Retailer Sparkfun has a sort of annual event.  They offer free stuff to people in the form of a code they can use on a future purchase for solving puzzles/trivia or other challenges as they decide from year to year.  This year I managed to come home for lunch with the contest still running and won $100 of free stuff from Sparkfun instead of eating lunch.  It took almost my entire lunch hour but eventually I managed to get a captcha correct at the right moment and won a $100 code.

As luck would have it one of the items I wanted rapidly sold out that same day so by the time I got home from work I couldn’t place my order.  So after a few days the item finally went back in stock and I placed my order.  So far they haven’t shipped the order which is kind of a frown maker but I figure they’ll get to it eventually.  Unfortunately this means I won’t get it until sometime next week but hey… it’s free!

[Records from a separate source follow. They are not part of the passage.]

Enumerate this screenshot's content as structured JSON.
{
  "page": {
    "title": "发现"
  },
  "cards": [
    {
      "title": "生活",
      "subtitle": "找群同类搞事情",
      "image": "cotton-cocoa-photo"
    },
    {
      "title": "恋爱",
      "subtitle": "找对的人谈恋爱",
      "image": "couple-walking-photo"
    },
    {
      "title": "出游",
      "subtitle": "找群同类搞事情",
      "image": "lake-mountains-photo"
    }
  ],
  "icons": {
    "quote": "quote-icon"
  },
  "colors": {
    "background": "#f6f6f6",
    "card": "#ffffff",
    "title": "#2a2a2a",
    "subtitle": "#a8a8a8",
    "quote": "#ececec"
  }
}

Items for the coffee roaster project:

1 Crib for Arduino + Ethernet Faceplate – I’m hoping to mount a DB25 on the back of it and run that to a new PCB I want to get made.
1 RHT03 temp/humidity sensor module to try out for possible ambient sensing instead of the existing sensor due to soldering complexity
2 Current Sensors, jacks, and breakout for the jacks so I can breadboard them for now. – Two so I can sense total input vs only the amount going to the heater.  I intend to monitor this for statistical purposes/energy tracking, control options, and
Several PCB mount potentiometers for the next phase when I have a PCB made.
Momentary pushbutton switches for a control button panel.  To be wired to a single pin using analog sensing to figure out which buttons are pressed based on voltage/resistance readings.

For other projects:

2 solenoid controlled valves to shut off water.
Thumb joysticks… just because…
More Momentary pushbutton switches

I’m hoping to use some of the parts with one of the “pro” arduino boards or eventually figure out a smaller method using chips individually, a text LCD, a flow meter to monitor water gallons and tie it to the solenoid valves.  In pursuit of better water quality I have what is effectively a low level commercial high flow reverse osmosis water system.  It can produce around 700 gallons of reverse osmosis water per day.  It has a rather large faucet and my intention is to plug a flow meter like they use on some water cooling computer projects to track the rate the water is coming out and then turn it off with the solenoid after a defined amount of time or a specific number of gallons flows through the flow sensor.  I’ve had too many “accidents” where the 5 gallon water bottle overflows out the garage and down the driveway when I step away and get distracted.

I get told all the time… just set a timer.  I say why set a timer when you can engineer a circuit to do it automatically for you!

I figure I’ll modify or make a Total Dissolved Solids monitoring circuits to feed the water purity info to the controller, perhaps let me run water for a few moments to get the sensor reading cleaner water since it starts off spiked high.  It often does this during the first 20-60 seconds when I haven’t used it in a week or two.  Finally it then starts tracking gallons for this run and possibly remember “lifetime” gallons for filter life monitoring too since my last replacement.  To control it I’ll set the size bottle by the number of gallons it holds or a length of time to run on an LCD readout and using some buttons, press start, and wait for it to filter that much water.  Once that happens the valve will disengage closing the water off since they fail closed.

As long as the water pressure is enough out of the output line this should work out reliably enough to have it stop short and then have a “spurt” setting button to pulse smaller amounts of water out to top off.  My hope was to close off the input line AND the output line just to be sure it’s off in case something doesn’t work well.  Worst case is the input line has more than enough pressure to work and I’d need to follow-up with a spurt and then close an output valve manually to keep the membranes completely wet.